ERIC Number: ED394500
Record Type: RIE
Publication Date: 1996-Apr
Reference Count: N/A
Instructional Applications of Computer Games.
Dempsey, John V.; And Others
Games have long been used as instructional tools, but actual research examining that concept has been sparse. Increased sophistication and lower cost in hardware and software for personal computers has created a budding movement to incorporate computer games into learning environments. This paper discusses criteria for selecting an instructional game, which include simplicity, adaptability, potential for educational use, difference from other games in its category, and ability to be played by a single player. Games are grouped into eight categories: adventure games; arcade games; board games; card games; miscellaneous games; puzzles; simulations; and word games. The paper also describes some instructional applications of computer games, and describes a study in which 40 computer games were sampled by 40 adult participants; each game was played by two males and two females. An evaluator was present as the game was played. Researcher observation and follow-up interviews with the participants shed light on how differences in gender, learning style, and preferred problem-solving strategy affected the impact of the game on the individual learner.
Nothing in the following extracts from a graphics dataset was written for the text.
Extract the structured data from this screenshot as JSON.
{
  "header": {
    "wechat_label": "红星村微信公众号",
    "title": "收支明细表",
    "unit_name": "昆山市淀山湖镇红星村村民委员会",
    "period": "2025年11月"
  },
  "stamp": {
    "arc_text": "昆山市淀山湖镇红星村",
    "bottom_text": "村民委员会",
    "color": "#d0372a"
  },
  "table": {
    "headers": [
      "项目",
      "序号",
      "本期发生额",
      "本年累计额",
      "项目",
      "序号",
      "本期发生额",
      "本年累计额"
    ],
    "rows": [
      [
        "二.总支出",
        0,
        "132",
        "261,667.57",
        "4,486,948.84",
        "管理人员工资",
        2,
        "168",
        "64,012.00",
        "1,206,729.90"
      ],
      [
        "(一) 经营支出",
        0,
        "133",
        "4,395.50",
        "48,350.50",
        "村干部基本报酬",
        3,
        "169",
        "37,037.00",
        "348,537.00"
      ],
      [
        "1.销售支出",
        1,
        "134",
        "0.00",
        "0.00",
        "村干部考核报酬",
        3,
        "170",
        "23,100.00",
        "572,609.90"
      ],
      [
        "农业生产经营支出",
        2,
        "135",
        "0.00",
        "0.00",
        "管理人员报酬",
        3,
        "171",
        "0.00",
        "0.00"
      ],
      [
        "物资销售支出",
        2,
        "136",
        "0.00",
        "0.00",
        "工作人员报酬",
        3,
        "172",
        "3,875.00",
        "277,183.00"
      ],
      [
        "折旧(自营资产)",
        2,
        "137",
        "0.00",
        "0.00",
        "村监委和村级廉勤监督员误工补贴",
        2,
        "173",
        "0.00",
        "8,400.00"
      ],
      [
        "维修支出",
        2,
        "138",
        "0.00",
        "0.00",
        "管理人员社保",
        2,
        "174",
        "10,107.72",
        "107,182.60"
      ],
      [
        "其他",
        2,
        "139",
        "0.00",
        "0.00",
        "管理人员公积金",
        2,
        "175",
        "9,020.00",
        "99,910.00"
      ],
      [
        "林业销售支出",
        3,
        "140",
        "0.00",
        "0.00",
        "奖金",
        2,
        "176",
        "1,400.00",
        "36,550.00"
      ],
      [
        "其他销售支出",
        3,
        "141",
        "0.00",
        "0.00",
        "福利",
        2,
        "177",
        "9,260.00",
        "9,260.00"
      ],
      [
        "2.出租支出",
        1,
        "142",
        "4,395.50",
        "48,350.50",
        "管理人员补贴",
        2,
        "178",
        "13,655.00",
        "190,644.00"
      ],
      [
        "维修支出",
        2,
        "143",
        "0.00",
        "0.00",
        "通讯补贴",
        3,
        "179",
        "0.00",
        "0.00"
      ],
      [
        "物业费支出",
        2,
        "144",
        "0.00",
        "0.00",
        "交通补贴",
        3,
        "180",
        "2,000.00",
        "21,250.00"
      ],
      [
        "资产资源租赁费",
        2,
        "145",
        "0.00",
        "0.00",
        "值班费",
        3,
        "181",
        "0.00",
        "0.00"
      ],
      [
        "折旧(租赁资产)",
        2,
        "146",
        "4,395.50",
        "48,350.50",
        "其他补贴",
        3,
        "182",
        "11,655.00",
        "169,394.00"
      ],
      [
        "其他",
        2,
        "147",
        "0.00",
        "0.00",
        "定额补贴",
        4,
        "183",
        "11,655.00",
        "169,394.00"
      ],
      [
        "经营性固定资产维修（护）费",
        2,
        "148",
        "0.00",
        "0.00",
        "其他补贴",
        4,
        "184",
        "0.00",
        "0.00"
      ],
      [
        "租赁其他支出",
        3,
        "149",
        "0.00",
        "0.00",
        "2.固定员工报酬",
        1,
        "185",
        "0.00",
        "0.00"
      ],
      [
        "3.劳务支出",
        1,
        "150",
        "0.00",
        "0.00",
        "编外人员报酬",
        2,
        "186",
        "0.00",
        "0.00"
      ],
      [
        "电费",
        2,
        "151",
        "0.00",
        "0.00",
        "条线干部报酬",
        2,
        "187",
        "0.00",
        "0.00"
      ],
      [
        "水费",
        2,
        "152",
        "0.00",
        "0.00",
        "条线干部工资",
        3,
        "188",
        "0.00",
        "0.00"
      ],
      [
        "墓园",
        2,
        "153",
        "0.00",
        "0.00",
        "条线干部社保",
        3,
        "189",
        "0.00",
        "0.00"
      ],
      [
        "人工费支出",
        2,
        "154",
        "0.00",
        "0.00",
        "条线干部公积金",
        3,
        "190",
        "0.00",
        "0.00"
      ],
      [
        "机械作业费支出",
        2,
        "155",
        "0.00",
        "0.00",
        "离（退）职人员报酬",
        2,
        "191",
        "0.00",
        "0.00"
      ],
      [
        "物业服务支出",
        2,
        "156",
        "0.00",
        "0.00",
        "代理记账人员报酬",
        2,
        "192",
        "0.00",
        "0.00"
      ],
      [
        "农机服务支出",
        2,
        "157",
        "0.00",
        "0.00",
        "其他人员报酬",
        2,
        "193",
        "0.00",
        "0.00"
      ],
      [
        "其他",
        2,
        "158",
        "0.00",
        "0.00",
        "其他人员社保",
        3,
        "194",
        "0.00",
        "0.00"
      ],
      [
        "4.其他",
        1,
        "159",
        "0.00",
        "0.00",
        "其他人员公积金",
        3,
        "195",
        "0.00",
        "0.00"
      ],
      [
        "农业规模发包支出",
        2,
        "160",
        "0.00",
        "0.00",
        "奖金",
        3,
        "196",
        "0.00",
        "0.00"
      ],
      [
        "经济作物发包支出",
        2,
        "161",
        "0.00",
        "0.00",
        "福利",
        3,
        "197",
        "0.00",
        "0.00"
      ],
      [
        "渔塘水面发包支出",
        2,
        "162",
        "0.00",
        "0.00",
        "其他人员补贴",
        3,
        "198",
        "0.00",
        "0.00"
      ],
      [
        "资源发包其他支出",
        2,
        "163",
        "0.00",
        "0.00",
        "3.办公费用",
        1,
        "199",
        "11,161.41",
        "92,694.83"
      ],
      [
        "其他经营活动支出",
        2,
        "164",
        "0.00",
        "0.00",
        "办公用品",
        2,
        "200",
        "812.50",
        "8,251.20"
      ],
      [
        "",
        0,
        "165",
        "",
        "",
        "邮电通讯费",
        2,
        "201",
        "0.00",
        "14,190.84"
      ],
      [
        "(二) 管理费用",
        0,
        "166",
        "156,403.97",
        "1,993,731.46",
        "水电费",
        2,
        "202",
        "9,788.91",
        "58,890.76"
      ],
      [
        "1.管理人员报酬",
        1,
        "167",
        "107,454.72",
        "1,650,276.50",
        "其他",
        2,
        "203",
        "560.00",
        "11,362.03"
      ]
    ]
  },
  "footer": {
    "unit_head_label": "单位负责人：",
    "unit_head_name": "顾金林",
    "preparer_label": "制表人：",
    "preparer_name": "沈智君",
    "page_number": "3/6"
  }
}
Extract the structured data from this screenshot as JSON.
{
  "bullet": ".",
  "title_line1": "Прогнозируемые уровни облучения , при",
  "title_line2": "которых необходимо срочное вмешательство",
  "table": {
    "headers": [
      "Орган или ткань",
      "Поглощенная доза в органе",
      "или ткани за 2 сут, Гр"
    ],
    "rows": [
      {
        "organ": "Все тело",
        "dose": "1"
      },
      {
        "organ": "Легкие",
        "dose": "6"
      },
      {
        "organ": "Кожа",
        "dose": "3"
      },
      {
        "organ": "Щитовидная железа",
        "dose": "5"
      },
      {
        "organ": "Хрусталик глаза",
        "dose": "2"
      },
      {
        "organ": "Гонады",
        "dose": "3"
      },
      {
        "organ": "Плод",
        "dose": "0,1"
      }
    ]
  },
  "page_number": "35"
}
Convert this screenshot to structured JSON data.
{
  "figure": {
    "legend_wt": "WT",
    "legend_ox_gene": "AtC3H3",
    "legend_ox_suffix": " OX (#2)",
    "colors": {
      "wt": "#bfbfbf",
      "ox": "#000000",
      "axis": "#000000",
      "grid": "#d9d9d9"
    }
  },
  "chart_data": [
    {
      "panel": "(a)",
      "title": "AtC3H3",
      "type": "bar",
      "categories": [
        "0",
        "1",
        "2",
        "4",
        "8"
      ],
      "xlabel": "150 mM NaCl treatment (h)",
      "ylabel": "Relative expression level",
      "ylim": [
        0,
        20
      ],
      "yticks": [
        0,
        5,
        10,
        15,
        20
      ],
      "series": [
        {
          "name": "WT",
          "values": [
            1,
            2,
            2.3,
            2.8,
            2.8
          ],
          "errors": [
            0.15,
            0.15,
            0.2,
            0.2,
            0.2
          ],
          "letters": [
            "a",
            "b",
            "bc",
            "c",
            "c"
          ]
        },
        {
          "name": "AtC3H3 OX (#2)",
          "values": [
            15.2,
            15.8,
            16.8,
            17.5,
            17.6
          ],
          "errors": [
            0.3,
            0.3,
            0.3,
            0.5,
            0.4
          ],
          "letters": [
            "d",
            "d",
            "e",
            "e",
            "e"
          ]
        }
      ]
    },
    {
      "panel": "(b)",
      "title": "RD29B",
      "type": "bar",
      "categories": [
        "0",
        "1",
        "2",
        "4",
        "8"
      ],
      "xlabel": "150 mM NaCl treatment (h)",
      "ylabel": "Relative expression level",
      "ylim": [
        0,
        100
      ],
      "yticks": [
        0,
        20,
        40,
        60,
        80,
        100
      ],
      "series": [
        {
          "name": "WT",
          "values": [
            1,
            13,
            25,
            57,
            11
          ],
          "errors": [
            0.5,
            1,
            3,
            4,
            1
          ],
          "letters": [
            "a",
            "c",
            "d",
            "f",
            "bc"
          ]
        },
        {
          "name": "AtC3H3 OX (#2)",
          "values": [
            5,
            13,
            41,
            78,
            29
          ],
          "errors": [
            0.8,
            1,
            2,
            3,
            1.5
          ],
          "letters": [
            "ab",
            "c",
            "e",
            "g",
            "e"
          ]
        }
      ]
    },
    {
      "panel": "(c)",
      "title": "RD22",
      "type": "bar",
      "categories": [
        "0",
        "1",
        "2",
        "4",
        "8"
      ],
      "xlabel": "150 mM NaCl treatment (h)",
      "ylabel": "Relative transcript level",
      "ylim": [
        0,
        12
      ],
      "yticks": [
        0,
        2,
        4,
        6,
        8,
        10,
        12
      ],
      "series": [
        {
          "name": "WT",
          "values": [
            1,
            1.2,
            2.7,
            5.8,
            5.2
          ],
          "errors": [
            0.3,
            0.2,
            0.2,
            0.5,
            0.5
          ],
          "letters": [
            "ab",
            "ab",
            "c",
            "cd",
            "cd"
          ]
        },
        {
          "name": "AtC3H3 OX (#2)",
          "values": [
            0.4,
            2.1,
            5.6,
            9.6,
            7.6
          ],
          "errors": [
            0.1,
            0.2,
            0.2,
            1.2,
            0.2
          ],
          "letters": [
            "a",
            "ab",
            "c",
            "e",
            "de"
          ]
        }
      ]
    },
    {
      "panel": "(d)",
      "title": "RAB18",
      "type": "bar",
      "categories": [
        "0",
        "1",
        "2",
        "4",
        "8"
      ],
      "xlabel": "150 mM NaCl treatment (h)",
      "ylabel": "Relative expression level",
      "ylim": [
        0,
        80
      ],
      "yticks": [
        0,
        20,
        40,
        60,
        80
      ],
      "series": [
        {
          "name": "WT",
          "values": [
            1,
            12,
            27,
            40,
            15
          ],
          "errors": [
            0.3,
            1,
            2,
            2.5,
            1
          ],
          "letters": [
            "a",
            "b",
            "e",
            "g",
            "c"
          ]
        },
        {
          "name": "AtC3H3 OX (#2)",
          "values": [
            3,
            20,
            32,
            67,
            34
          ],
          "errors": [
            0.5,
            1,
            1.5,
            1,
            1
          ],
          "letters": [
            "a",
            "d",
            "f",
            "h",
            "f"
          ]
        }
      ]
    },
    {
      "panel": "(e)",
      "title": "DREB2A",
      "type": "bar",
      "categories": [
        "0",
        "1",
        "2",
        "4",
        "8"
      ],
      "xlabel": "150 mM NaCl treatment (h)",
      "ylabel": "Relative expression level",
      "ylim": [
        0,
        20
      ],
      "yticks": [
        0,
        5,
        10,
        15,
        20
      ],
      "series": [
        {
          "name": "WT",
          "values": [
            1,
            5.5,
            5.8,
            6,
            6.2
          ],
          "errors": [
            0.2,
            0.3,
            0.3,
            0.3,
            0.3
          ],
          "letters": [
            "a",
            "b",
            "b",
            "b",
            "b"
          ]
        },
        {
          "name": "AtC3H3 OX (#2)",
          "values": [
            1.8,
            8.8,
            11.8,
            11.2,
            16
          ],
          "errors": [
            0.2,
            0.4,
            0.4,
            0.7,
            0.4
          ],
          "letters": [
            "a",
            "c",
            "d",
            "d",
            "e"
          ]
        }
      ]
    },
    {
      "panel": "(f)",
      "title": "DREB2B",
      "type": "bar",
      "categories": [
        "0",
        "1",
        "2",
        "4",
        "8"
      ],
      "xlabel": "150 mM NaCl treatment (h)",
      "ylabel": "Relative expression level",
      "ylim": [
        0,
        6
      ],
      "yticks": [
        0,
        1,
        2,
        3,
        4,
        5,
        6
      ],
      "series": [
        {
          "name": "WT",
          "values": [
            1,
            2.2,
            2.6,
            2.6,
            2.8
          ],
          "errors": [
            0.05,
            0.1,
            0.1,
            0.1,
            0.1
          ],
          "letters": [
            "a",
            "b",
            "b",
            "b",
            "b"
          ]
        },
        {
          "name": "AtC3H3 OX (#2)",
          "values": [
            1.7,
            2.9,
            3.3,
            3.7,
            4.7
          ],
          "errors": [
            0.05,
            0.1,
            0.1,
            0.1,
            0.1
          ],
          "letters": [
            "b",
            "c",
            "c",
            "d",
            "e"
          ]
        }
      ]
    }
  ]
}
Results of the study showed that subjects felt that adventure, arcade, board, simulations, puzzles, and wordgames could be used for teaching problem solving and decision making. Most players felt that games containing violence had no place in education. Several players felt that the gambling scenarios depicted in card games were inappropriate for children, and should be limited to an adult population. A list of games used in the study and a list of suggested instructional benefits of various classifications of computer games are appended. (Contains 18 references.) (BEW)
Publication Type: Reports - Research; Speeches/Meeting Papers
Education Level: N/A
Authoring Institution: N/A
Note: Paper presented at the Annual Meeting of the American Educational Research Association (New York, NY, April 8-12, 1996).